O sobressalto das forças vivas
E, todavia, lá como cá, há umas estranhas "forças do bloqueio" em acção. O aparelho militar-industrial, organizado na plataforma moderada União Cívica, depois de meses de refregas com a presidência (assim a modos de sobressalto moral das "forças vivas da nação"), obtém uma vitória importante com a nomeação de um quadro típico da "época de estagnação", Viktor Tchernomirdine, para o cargo de primeiro-ministro, além de importantes cedências constitucionais. Fim das reformas? De maneira nenhuma, diz este. Prosseguimento delas a um ritmo mais reflectido, paragem na dinâmica liquidacionista, apoio à estrutura produtiva do país. Tradução: os velhos apparatchiks brejnevistas não se sentem com unhas para se apropriarem pura e simplesmente (como "privados") da espinha dorsal da mastodôntica indústria soviética. Não encontraram investidores estrangeiros interessados nas sagradas joint-ventures, para capitalizar e dirigir a reconversão. Temem o colapso completo. Prudência, pois. Mais vale uns anos mais de socialismo, para alegrar melancolicamente a velhice de Cunhal, do que a perda imediata das prebendas e privilégios na voragem liberalizante. Tanto mais que a coexistência e pragmática colaboração entre esta respeitável classe de gestores e a alegre mafia comerciante se processa sem problemas de maior, segundo as regras do livre contratualismo. É a depredação consentida, assistida liberalmente pelo orçamento do Estado.
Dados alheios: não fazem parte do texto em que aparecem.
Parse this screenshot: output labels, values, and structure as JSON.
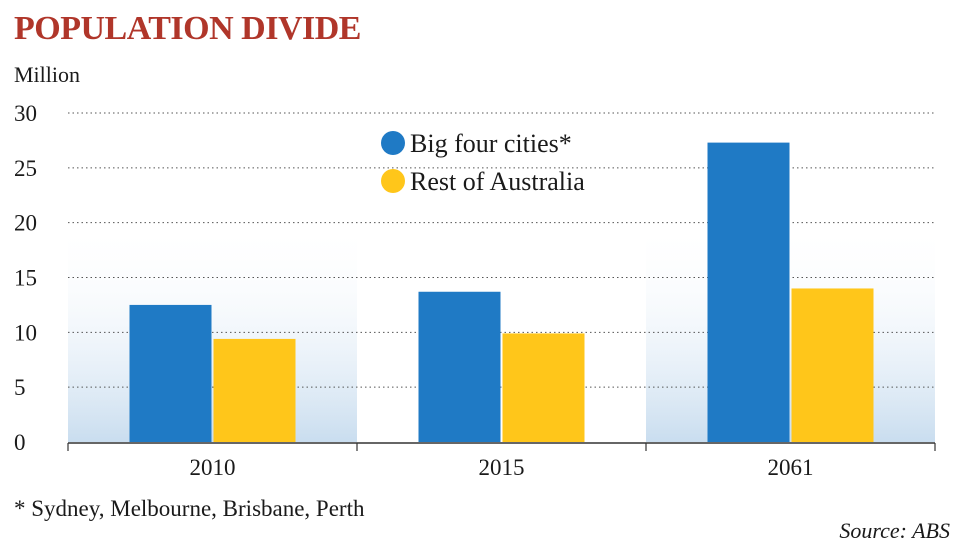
{
  "chart_data": {
    "type": "bar",
    "title": "POPULATION DIVIDE",
    "ylabel": "Million",
    "xlabel": "",
    "categories": [
      "2010",
      "2015",
      "2061"
    ],
    "series": [
      {
        "name": "Big four cities*",
        "color": "#1f7ac5",
        "values": [
          12.5,
          13.7,
          27.3
        ]
      },
      {
        "name": "Rest of Australia",
        "color": "#ffc61a",
        "values": [
          9.4,
          9.9,
          14.0
        ]
      }
    ],
    "ylim": [
      0,
      30
    ],
    "yticks": [
      0,
      5,
      10,
      15,
      20,
      25,
      30
    ],
    "grid": true,
    "legend": "top-center",
    "footnote": "* Sydney, Melbourne, Brisbane, Perth",
    "source": "Source: ABS"
  }
}
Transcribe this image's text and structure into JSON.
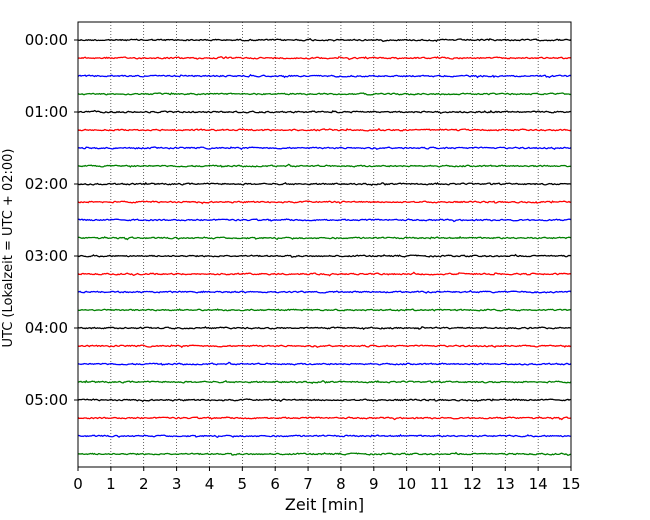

Resta saber que parte (certamente ínfima) das fortunas ganhas pelos especuladores e pela mafia se vai converter em investimento produtivo novo e que parte se vai evadir ou dissipar na espiral de sempre renovadas vigarices. E o que é que (certamente pouco) ficará de pé da velha indústria "soviética". Onde é que o investimento externo vai "pegar"? E quantos anos de miséria absoluta, até que extremos de aviltamento e degradação, é que a classe trabalhadora e o povo russos estão dispostos a ir e a suportar, para viverem finalmente num país "normal", com uma burguesia exploradora e uma elite política "normais" às suas costas?
A burguesia ocidental sempre olhou com certa reserva, temor e secreto fascínio o colosso russo. É uma nação que preenche um extenso bloco continental, com propensão expansiva, povoada por uma gente alegre e rude, capaz de se abismar voluptuosamente na humilhação extrema, mas também de explodir colericamente e sacudir o opressor com uma brutal decisão.
(*) Publicado no nº 38 da revista Política Operária (Janeiro-Fevereiro de 1993).